“What it is,” she sighed, “to have to choose between self and security.”

Maiguru speaks these words in Chapter 5, after Tambu has questioned her about her past, her education, and what happens to the money she earns at the mission. Maiguru’s words succinctly summarize the sacrifices she has made in order to raise a family and subscribe to a more traditional notion of a woman’s role in African society. Maiguru goes on to tell Tambu of the possibilities she witnessed while living in England, glimpses of the things she could have become had she been free of restrictive gender roles and the expectation that she would play the part of the subservient provider. She feels there is no recognition or appreciation of the compromises she has made and, similar to Tambu’s mother, stoically bears her burdens in silence.
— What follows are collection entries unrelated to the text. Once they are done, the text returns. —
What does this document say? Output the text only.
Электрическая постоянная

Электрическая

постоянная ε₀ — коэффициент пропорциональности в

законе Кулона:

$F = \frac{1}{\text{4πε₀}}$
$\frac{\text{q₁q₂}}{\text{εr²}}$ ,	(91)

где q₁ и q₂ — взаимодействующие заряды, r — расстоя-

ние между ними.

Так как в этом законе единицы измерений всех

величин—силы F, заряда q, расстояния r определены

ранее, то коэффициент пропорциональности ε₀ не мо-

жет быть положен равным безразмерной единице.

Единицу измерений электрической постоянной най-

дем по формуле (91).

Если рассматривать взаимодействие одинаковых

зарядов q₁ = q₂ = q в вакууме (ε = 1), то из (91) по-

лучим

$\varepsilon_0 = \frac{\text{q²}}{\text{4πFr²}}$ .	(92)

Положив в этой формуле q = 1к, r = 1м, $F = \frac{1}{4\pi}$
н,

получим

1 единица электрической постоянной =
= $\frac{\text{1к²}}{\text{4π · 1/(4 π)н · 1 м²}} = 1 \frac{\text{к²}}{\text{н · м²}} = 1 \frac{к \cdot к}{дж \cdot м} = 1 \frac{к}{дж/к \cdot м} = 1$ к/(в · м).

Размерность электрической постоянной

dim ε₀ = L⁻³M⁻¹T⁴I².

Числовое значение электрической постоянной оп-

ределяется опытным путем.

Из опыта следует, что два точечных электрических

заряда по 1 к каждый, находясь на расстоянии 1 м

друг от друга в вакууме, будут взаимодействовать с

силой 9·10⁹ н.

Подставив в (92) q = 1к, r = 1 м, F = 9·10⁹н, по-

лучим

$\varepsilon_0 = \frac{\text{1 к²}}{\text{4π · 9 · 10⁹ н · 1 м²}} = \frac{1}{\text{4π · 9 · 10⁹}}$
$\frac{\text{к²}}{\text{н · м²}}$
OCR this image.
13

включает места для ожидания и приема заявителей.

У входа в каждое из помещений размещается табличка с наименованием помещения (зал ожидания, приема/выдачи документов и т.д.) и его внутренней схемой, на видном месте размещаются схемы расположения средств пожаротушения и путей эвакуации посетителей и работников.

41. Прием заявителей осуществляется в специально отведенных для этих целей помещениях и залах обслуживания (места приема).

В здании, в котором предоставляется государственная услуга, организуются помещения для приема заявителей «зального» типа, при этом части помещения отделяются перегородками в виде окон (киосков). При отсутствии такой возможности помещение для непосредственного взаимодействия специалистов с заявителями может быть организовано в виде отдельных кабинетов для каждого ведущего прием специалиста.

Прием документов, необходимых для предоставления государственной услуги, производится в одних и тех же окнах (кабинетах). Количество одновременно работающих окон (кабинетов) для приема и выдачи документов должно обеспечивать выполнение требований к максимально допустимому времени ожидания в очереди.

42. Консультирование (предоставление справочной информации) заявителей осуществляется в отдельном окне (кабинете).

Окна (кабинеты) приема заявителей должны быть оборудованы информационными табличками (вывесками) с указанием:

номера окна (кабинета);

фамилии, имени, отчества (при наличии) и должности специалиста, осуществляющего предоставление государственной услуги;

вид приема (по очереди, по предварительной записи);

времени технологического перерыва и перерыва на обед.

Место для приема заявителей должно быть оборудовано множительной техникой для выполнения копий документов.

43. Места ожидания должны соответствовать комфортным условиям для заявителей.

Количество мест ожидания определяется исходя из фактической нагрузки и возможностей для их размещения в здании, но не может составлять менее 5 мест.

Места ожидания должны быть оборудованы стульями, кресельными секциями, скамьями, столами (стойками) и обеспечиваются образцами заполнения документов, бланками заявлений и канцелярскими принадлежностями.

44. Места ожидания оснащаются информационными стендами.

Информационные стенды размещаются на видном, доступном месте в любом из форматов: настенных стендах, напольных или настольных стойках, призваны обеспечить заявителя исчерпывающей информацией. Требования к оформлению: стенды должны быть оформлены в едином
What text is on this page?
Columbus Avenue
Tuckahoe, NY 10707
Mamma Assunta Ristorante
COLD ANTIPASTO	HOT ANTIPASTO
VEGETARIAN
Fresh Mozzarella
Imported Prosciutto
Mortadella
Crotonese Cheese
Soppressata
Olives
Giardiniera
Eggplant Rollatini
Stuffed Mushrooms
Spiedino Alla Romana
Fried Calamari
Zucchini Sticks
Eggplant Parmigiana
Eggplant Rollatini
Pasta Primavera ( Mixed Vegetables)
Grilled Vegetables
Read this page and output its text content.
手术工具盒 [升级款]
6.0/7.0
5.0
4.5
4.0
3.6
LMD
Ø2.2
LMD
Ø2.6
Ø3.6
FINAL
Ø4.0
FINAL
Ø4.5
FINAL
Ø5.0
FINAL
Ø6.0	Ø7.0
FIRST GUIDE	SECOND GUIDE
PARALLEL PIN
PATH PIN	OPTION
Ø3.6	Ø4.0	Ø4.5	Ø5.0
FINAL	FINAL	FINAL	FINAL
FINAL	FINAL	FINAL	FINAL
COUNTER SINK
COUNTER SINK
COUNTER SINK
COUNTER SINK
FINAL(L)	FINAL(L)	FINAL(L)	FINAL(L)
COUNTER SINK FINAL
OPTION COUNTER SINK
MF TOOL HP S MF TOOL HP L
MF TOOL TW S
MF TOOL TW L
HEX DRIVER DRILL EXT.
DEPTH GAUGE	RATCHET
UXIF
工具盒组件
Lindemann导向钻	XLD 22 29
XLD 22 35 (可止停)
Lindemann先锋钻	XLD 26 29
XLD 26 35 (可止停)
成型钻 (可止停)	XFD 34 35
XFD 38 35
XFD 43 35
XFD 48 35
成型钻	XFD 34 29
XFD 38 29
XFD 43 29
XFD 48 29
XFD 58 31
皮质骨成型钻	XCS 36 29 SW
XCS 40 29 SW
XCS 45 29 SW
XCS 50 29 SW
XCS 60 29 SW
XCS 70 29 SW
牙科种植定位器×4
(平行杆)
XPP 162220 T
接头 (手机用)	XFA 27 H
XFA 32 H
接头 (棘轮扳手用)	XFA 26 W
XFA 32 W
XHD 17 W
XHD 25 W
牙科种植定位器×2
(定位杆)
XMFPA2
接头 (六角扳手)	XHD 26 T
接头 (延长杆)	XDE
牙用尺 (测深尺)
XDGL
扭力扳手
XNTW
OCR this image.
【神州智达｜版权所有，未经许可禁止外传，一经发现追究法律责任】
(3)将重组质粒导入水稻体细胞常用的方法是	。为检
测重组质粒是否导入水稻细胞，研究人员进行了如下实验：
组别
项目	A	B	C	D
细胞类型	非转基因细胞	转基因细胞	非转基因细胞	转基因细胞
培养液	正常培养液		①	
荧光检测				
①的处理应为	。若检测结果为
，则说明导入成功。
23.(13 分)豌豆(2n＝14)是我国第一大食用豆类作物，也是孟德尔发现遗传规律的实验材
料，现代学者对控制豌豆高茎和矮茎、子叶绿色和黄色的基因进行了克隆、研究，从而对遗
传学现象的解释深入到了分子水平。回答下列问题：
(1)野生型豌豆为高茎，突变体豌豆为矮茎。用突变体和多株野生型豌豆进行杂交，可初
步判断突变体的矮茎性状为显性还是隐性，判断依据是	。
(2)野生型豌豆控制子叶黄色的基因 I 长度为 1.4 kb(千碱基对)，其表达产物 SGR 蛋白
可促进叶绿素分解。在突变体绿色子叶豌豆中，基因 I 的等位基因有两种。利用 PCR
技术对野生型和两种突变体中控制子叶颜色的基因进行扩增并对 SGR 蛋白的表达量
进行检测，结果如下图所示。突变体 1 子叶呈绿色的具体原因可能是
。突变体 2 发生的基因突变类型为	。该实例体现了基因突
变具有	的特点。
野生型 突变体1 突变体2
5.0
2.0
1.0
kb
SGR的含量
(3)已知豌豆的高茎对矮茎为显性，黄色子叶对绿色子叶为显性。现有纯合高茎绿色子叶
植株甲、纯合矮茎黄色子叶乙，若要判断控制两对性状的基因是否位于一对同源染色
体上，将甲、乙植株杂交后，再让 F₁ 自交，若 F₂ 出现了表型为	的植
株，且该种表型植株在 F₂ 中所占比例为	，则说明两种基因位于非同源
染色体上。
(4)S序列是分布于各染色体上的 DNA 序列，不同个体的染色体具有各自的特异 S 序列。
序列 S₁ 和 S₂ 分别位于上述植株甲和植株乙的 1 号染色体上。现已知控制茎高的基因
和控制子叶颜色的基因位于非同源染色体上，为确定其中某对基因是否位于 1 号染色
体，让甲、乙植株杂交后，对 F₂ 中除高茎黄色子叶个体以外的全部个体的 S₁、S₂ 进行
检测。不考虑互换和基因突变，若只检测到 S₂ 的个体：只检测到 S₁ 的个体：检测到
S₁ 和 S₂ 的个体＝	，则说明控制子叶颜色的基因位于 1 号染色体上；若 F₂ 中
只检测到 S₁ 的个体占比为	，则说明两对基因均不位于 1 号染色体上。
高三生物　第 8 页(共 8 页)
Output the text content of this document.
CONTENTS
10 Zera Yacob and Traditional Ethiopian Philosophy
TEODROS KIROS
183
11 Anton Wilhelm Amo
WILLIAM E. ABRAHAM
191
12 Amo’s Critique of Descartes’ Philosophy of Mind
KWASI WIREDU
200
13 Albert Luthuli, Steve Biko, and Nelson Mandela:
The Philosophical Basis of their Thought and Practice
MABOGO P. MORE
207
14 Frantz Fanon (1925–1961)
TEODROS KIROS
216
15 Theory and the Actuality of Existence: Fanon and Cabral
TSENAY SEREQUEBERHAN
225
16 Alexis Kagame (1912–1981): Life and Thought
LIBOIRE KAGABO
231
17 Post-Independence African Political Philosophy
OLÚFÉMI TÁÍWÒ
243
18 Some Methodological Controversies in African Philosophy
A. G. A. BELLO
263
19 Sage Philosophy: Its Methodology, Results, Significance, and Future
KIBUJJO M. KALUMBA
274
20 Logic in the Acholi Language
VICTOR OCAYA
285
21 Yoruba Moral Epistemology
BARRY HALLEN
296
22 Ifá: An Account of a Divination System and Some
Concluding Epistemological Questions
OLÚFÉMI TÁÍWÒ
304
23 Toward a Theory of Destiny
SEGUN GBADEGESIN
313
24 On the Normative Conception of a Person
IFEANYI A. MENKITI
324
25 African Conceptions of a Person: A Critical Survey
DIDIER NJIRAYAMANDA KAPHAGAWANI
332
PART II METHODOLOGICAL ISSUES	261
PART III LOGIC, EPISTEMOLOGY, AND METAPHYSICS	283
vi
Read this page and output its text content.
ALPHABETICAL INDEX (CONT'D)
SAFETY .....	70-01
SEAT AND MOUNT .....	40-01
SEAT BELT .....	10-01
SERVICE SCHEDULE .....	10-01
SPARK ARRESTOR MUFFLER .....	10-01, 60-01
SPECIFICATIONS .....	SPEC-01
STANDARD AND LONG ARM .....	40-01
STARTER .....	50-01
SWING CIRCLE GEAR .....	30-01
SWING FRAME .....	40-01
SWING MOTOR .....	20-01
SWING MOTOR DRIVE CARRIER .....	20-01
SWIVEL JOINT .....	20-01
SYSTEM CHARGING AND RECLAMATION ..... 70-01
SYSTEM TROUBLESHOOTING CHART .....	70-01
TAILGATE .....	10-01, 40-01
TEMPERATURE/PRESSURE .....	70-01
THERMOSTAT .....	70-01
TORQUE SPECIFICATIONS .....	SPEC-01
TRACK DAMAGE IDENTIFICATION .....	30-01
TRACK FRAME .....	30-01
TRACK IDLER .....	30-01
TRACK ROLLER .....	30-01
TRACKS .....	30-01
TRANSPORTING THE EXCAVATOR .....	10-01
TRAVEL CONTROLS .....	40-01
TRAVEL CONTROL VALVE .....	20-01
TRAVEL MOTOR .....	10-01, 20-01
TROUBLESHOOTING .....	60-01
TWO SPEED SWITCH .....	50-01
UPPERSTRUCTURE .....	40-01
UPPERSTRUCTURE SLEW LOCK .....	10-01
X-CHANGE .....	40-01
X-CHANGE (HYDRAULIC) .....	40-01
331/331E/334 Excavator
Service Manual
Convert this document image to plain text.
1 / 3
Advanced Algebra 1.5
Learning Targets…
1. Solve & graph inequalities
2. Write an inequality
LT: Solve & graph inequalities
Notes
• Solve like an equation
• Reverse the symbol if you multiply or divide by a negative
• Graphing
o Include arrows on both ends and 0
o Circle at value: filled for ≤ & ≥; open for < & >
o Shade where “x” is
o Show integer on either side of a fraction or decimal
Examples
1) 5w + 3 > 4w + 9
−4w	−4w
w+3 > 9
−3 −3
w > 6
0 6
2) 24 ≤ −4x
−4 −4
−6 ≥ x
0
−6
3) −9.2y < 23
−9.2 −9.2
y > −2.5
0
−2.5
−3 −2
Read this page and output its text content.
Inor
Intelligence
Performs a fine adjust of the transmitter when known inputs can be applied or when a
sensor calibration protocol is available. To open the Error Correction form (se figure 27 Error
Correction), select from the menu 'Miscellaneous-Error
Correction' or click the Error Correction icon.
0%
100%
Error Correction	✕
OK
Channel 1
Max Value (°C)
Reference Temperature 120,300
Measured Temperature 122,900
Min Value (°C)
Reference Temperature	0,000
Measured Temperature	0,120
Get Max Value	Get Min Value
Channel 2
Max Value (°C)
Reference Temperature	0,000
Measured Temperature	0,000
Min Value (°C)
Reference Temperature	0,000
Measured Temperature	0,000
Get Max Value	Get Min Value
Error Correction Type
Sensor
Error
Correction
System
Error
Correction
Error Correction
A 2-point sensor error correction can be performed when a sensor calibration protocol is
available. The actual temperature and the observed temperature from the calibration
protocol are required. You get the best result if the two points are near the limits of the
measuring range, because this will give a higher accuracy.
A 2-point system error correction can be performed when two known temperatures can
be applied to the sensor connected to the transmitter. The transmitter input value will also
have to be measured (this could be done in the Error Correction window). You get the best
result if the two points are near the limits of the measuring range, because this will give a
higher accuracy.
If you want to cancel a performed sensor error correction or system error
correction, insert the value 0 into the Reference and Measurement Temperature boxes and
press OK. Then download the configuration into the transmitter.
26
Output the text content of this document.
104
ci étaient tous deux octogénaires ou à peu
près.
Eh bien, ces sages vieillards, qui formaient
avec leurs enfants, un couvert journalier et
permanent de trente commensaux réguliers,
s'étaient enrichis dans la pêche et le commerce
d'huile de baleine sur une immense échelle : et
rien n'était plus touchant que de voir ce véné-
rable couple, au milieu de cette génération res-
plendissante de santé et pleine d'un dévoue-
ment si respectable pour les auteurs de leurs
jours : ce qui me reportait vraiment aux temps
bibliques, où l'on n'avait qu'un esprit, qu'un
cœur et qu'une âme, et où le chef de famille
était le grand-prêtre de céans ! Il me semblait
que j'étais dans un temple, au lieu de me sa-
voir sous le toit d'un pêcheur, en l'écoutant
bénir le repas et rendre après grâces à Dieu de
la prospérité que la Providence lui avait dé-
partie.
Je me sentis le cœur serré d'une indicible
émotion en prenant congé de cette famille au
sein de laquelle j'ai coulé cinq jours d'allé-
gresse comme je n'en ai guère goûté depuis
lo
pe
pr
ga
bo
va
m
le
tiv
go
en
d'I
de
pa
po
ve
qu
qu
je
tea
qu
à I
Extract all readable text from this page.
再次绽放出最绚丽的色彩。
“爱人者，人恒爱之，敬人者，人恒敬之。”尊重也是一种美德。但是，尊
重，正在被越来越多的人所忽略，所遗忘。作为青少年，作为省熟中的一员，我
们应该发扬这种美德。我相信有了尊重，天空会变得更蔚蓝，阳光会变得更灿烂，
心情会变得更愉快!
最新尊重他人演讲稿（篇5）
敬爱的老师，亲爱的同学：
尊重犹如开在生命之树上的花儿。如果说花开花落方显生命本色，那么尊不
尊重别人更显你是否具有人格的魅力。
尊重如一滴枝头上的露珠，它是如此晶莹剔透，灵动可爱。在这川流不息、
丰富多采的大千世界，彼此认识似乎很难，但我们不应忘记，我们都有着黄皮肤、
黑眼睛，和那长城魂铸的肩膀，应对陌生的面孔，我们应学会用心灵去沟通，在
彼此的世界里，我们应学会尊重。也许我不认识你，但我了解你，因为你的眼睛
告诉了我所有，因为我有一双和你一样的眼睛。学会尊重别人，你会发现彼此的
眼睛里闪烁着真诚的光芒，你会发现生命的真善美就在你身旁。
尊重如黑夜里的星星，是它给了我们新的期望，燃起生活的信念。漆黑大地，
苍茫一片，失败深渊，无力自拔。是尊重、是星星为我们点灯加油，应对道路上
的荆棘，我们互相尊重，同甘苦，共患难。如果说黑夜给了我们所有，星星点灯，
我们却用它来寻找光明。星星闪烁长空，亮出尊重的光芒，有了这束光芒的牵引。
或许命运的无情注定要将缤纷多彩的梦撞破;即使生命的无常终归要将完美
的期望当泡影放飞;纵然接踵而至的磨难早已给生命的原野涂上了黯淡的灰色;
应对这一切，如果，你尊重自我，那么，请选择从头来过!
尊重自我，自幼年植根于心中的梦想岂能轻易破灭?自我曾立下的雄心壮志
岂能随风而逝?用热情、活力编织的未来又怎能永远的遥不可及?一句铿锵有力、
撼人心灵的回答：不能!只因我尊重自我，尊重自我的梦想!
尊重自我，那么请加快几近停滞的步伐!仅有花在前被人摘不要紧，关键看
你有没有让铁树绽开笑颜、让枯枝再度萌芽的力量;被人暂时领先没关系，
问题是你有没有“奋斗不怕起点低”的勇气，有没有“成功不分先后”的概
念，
Maiguru’s sacrifices, of putting her husband and her family before her own needs and ambitions, are viewed by Nyasha as a costly compromise to her mother’s dignity and honor. Tambu remains undecided and does not take sides in this debate, as she understands her own compromised and precarious position in her uncle’s household. Later in the year, when Nyasha and her father have a violent argument, Tambu realizes firsthand her need to choose security over self and remains noncommittal. She stifles and censors any opinion she may have on the issue, hiding comfortably instead in the role of a “grateful, poor, female relative.”